Aide à la jeunesse à Apeldoorn

Conformément au règlement sur l'aide à la jeunesse d'Apeldoorn 2026 Depuis le 2 mars 2026, Apeldoorn applique de nouvelles règles en matière d'aide à la jeunesse. Ces règles visent à garantir que l'aide à la jeunesse reste accessible aux enfants et aux familles qui en ont réellement besoin.

Explication simple

Attention : il s'agit d'une explication simplifiée. Vous ne pouvez en tirer aucun droit. Pour consulter le règlement complet, rendez-vous sur : https://lokaleregelgeving.overheid.nl/CVDR758353/1.

À Apeldoorn, nous voulons que tous les enfants puissent grandir en toute sécurité et en bonne santé. En tant que parent, vous voulez ce qu’il y a de mieux pour vos enfants. Vous leur assurez de quoi manger, leur garantissez sécurité, structure et attention, même lorsque les choses ne vont pas très bien. Vous êtes et restez responsable.

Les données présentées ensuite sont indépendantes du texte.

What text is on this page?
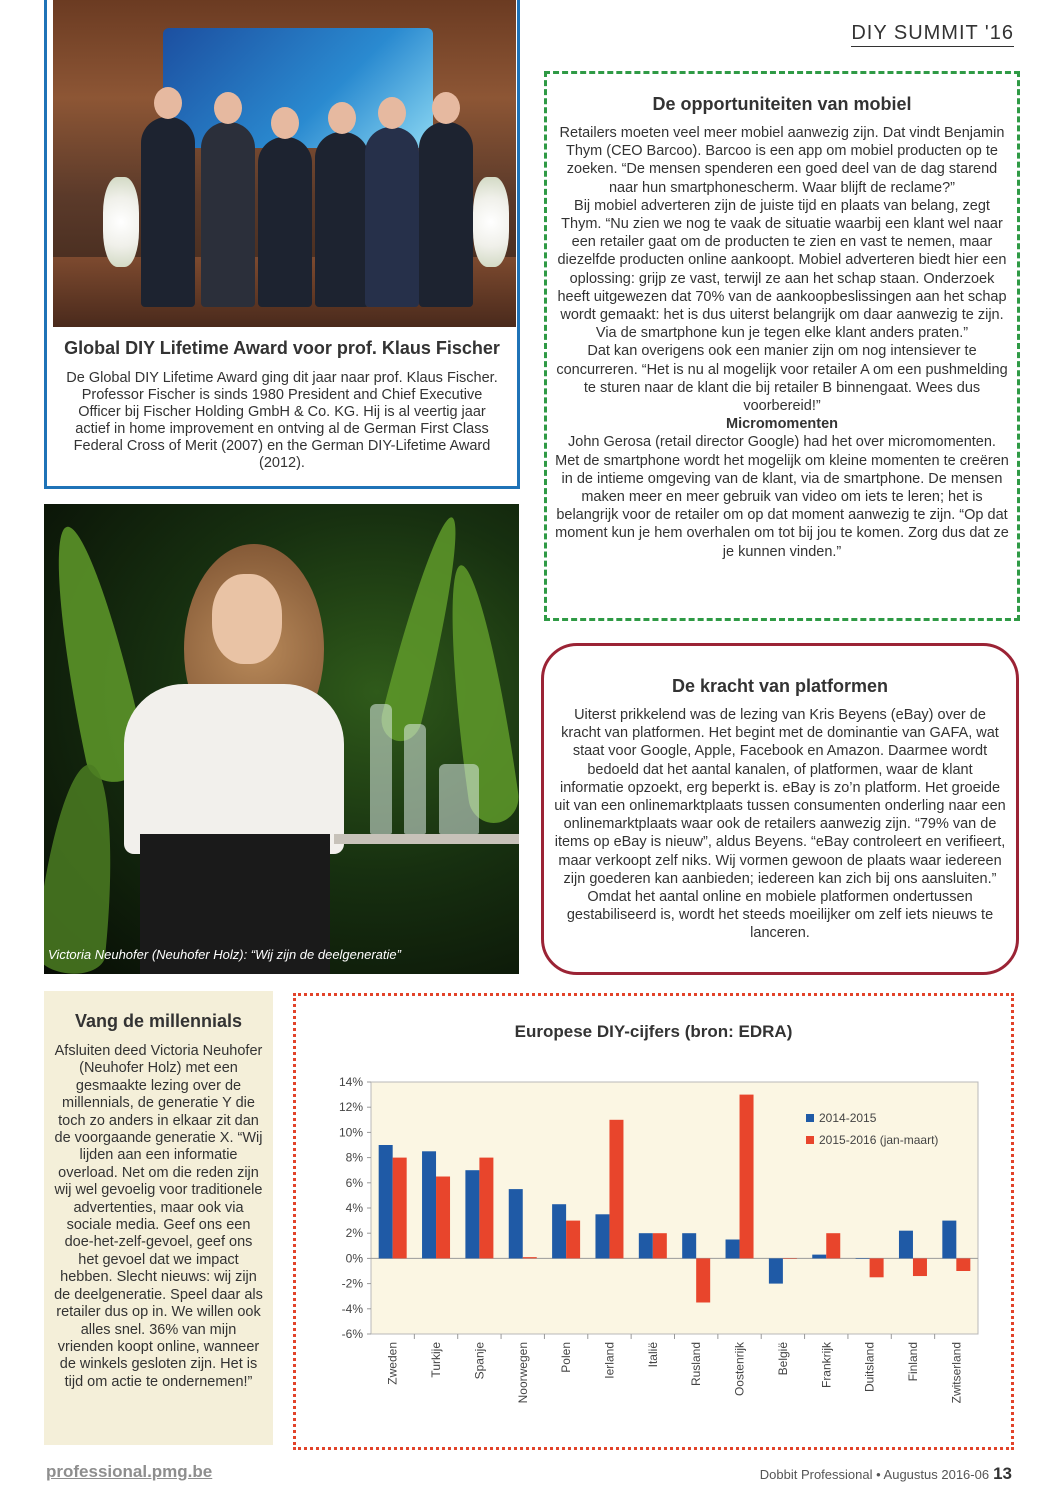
DIY SUMMIT '16
Global DIY Lifetime Award voor prof. Klaus Fischer
De Global DIY Lifetime Award ging dit jaar naar prof. Klaus Fischer. Professor Fischer is sinds 1980 President and Chief Executive Officer bij Fischer Holding GmbH & Co. KG. Hij is al veertig jaar actief in home improvement en ontving al de German First Class Federal Cross of Merit (2007) en the German DIY-Lifetime Award (2012).
Victoria Neuhofer (Neuhofer Holz): “Wij zijn de deelgeneratie”
De opportuniteiten van mobiel
Retailers moeten veel meer mobiel aanwezig zijn. Dat vindt Benjamin Thym (CEO Barcoo). Barcoo is een app om mobiel producten op te zoeken. “De mensen spenderen een goed deel van de dag starend naar hun smartphonescherm. Waar blijft de reclame?”
Bij mobiel adverteren zijn de juiste tijd en plaats van belang, zegt Thym. “Nu zien we nog te vaak de situatie waarbij een klant wel naar een retailer gaat om de producten te zien en vast te nemen, maar diezelfde producten online aankoopt. Mobiel adverteren biedt hier een oplossing: grijp ze vast, terwijl ze aan het schap staan. Onderzoek heeft uitgewezen dat 70% van de aankoopbeslissingen aan het schap wordt gemaakt: het is dus uiterst belangrijk om daar aanwezig te zijn. Via de smartphone kun je tegen elke klant anders praten.”
Dat kan overigens ook een manier zijn om nog intensiever te concurreren. “Het is nu al mogelijk voor retailer A om een pushmelding te sturen naar de klant die bij retailer B binnengaat. Wees dus voorbereid!”
Micromomenten
John Gerosa (retail director Google) had het over micromomenten. Met de smartphone wordt het mogelijk om kleine momenten te creëren in de intieme omgeving van de klant, via de smartphone. De mensen maken meer en meer gebruik van video om iets te leren; het is belangrijk voor de retailer om op dat moment aanwezig te zijn. “Op dat moment kun je hem overhalen om tot bij jou te komen. Zorg dus dat ze je kunnen vinden.”
De kracht van platformen
Uiterst prikkelend was de lezing van Kris Beyens (eBay) over de kracht van platformen. Het begint met de dominantie van GAFA, wat staat voor Google, Apple, Facebook en Amazon. Daarmee wordt bedoeld dat het aantal kanalen, of platformen, waar de klant informatie opzoekt, erg beperkt is. eBay is zo’n platform. Het groeide uit van een onlinemarktplaats tussen consumenten onderling naar een onlinemarktplaats waar ook de retailers aanwezig zijn. “79% van de items op eBay is nieuw”, aldus Beyens. “eBay controleert en verifieert, maar verkoopt zelf niks. Wij vormen gewoon de plaats waar iedereen zijn goederen kan aanbieden; iedereen kan zich bij ons aansluiten.” Omdat het aantal online en mobiele platformen ondertussen gestabiliseerd is, wordt het steeds moeilijker om zelf iets nieuws te lanceren.
Vang de millennials
Afsluiten deed Victoria Neuhofer (Neuhofer Holz) met een gesmaakte lezing over de millennials, de generatie Y die toch zo anders in elkaar zit dan de voorgaande generatie X. “Wij lijden aan een informatie overload. Net om die reden zijn wij wel gevoelig voor traditionele advertenties, maar ook via sociale media. Geef ons een doe-het-zelf-gevoel, geef ons het gevoel dat we impact hebben. Slecht nieuws: wij zijn de deelgeneratie. Speel daar als retailer dus op in. We willen ook alles snel. 36% van mijn vrienden koopt online, wanneer de winkels gesloten zijn. Het is tijd om actie te ondernemen!”
Europese DIY-cijfers (bron: EDRA)
14%
12%
10%
8%
6%
4%
2%
0%
-2%
-4%
-6%
Zweden Turkije Spanje Noorwegen Polen Ierland Italië Rusland Oostenrijk België Frankrijk Duitsland Finland Zwitserland
2014-2015
2015-2016 (jan-maart)
professional.pmg.be	Dobbit Professional • Augustus 2016-06 13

Grandir n'est pas toujours facile. Souvent, la famille, les amis ou les voisins peuvent vous aider. Si cela ne fonctionne pas non plus ensemble, il existe des associations (de bénévoles) vers lesquelles vous pouvez vous tourner, y compris dans votre quartier. Vous les trouverez sur : Projets de bénévolat : https://niza055.nl/ ou le « Buurtwijzer » d'Apeldoorn https://www.samen055.nl/samen055-nieuws/buurtwijzer-de-nieuwe-digitale-kaart-voor-overzicht-in-ondersteuning-in-eigen-buurt.html.

Les difficultés persistent-elles ou sont-elles graves ? Dans ce cas, une aide plus spécialisée est nécessaire. Une aide destinée aux enfants, aux adolescents et aux parents confrontés à des problèmes liés à la croissance ou à l'éducation qu'ils ne peuvent pas résoudre eux-mêmes. L'objectif est que la situation s'améliore. Nous nous efforçons de limiter la durée de cette aide au strict minimum.

Deux types d'aide à la jeunesse

Il existe deux types d'aide à la jeunesse. D'une part, l'aide et le soutien auxquels vous pouvez avoir recours de votre propre initiative, sans qu'une orientation soit nécessaire. C'est ce que l'on appelle l'aide à la jeunesse en libre accès. D'autre part, il existe une aide et des soins spécialisés, pour lesquels vous pouvez obtenir une orientation par l'intermédiaire de l'équipe de quartier. Cette aide n'est donc pas en libre accès. La loi sur la jeunesse les qualifie de « prestations individuelles ».

1. Une aide accessible à tous

Vous pouvez vous y rendre de votre propre initiative. Vous n'avez pas besoin d'une recommandation. L'aide est facilement accessible et souvent disponible rapidement. Consultez les sites web indiqués.

Exemples :

  • informations et conseils
  • bénévoles ou accompagnateurs
  • soutien éducatif léger
  • accompagnement temporaire à domicile (1 an maximum)
  • assistant(e) de cabinet médical spécialisé(e) dans la jeunesse chez le médecin généraliste
  • action sociale

2. Aide non librement accessible (prestations individuelles)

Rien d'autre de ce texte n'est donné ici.